Resentment is, like many other similar demons, an inward-looking phenomenon.

It’s all about me, me, me:

Who’s disrespecting me now, who’s treating me unfairly, where’s my fair share?!

In the depths of resentment, life is unfair in particular for me or my group.

It might be time to get off this ride. A good way to get over yourself is to do something useful for someone else. Don’t overthink it. Just bake that cake, help your neighbor, see a friend, chat and don’t complain about anything for a change. Refreshing, isn’t it?

Resentment wants to vent.

Don’t.

One of the biggest challenges here is to starve resentment of its fuel, the righteous indignation, which only gets more frothy and succulent the more you chat about it.

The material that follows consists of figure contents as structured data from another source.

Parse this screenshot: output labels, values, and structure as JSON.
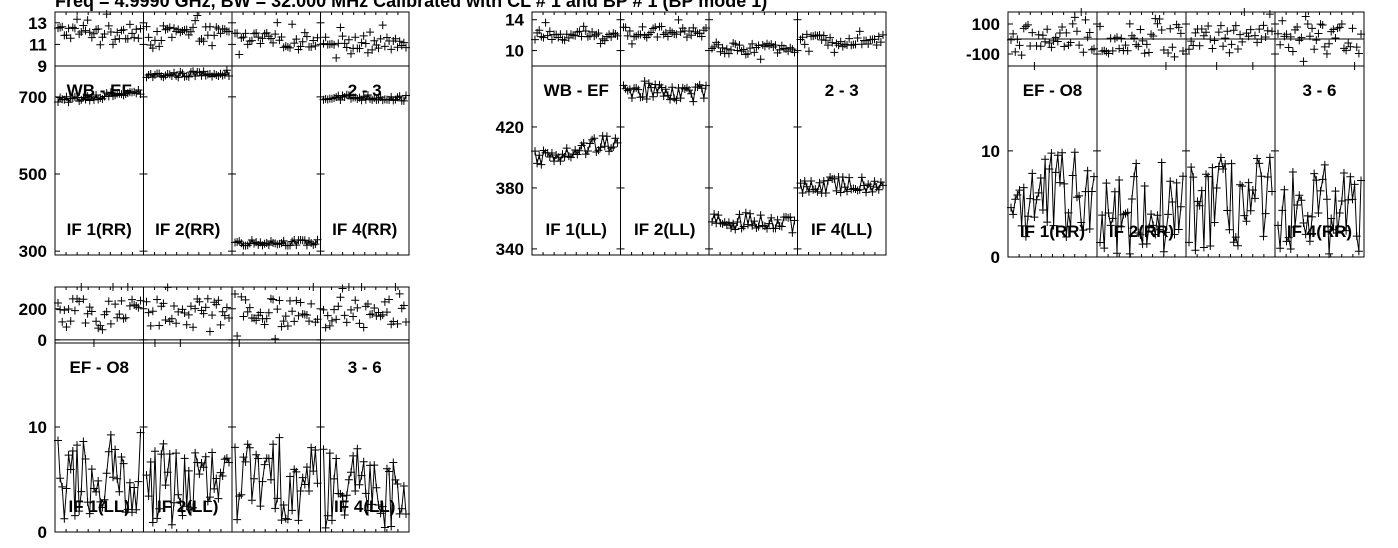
{
  "page_title": "Freq = 4.9990 GHz, BW = 32.000 MHz Calibrated with CL # 1 and BP # 1 (BP mode 1)",
  "chart_data": [
    {
      "type": "line",
      "baseline": "WB - EF",
      "polarization": "RR",
      "if_labels": [
        "IF 1(RR)",
        "IF 2(RR)",
        "",
        "IF 4(RR)"
      ],
      "panel_labels": [
        "WB - EF",
        "",
        "",
        "2 - 3"
      ],
      "phase": {
        "ylim": [
          9,
          14
        ],
        "yticks": [
          "13",
          "11",
          "9"
        ],
        "ytick_values": [
          13,
          11,
          9
        ],
        "levels": [
          12.2,
          12.0,
          11.4,
          11.1
        ],
        "spread": 1.2
      },
      "amplitude": {
        "ylim": [
          290,
          780
        ],
        "yticks": [
          "700",
          "500",
          "300"
        ],
        "ytick_values": [
          700,
          500,
          300
        ],
        "levels": [
          [
            690,
            712
          ],
          [
            755,
            762
          ],
          [
            322,
            322
          ],
          [
            700,
            696
          ]
        ],
        "spread": 8
      }
    },
    {
      "type": "line",
      "baseline": "WB - EF",
      "polarization": "LL",
      "if_labels": [
        "IF 1(LL)",
        "IF 2(LL)",
        "",
        "IF 4(LL)"
      ],
      "panel_labels": [
        "WB - EF",
        "",
        "",
        "2 - 3"
      ],
      "phase": {
        "ylim": [
          8,
          15
        ],
        "yticks": [
          "14",
          "10"
        ],
        "ytick_values": [
          14,
          10
        ],
        "levels": [
          12.0,
          12.4,
          10.2,
          11.4
        ],
        "spread": 1.2
      },
      "amplitude": {
        "ylim": [
          336,
          460
        ],
        "yticks": [
          "420",
          "380",
          "340"
        ],
        "ytick_values": [
          420,
          380,
          340
        ],
        "levels": [
          [
            400,
            410
          ],
          [
            445,
            442
          ],
          [
            360,
            355
          ],
          [
            381,
            383
          ]
        ],
        "spread": 6
      }
    },
    {
      "type": "line",
      "baseline": "EF - O8",
      "polarization": "RR",
      "if_labels": [
        "IF 1(RR)",
        "IF 2(RR)",
        "",
        "IF 4(RR)"
      ],
      "panel_labels": [
        "EF - O8",
        "",
        "",
        "3 - 6"
      ],
      "phase": {
        "ylim": [
          -180,
          180
        ],
        "yticks": [
          "100",
          "-100"
        ],
        "ytick_values": [
          100,
          -100
        ],
        "levels": [
          0,
          0,
          0,
          0
        ],
        "spread": 170
      },
      "amplitude": {
        "ylim": [
          0,
          18
        ],
        "yticks": [
          "10",
          "0"
        ],
        "ytick_values": [
          10,
          0
        ],
        "levels": [
          [
            5.5,
            5.5
          ],
          [
            4.5,
            4.5
          ],
          [
            5.0,
            5.0
          ],
          [
            4.5,
            4.5
          ]
        ],
        "spread": 4.5
      }
    },
    {
      "type": "line",
      "baseline": "EF - O8",
      "polarization": "LL",
      "if_labels": [
        "IF 1(LL)",
        "IF 2(LL)",
        "",
        "IF 4(LL)"
      ],
      "panel_labels": [
        "EF - O8",
        "",
        "",
        "3 - 6"
      ],
      "phase": {
        "ylim": [
          -20,
          340
        ],
        "yticks": [
          "200",
          "0"
        ],
        "ytick_values": [
          200,
          0
        ],
        "levels": [
          170,
          170,
          170,
          170
        ],
        "spread": 160
      },
      "amplitude": {
        "ylim": [
          0,
          18
        ],
        "yticks": [
          "10",
          "0"
        ],
        "ytick_values": [
          10,
          0
        ],
        "levels": [
          [
            5.0,
            5.5
          ],
          [
            4.5,
            4.5
          ],
          [
            5.0,
            5.0
          ],
          [
            4.0,
            4.0
          ]
        ],
        "spread": 4.0
      }
    }
  ]
}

Your friends, though probably politely ooh-ing and ahh-ing at the sound of your stories of righteous indignation, don’t really care. I know it’s a great shortcut to getting attention, but your friends will love you more if you spare them and spare yourself.

Even if you are right about the unfairness that the world or other people impose on you, and you might be, resentment is too high a price to pay for being right. And it is a price you pay yourself. It will hold you back in both your satisfaction with life and the quality of your relationships if you let it go unchecked.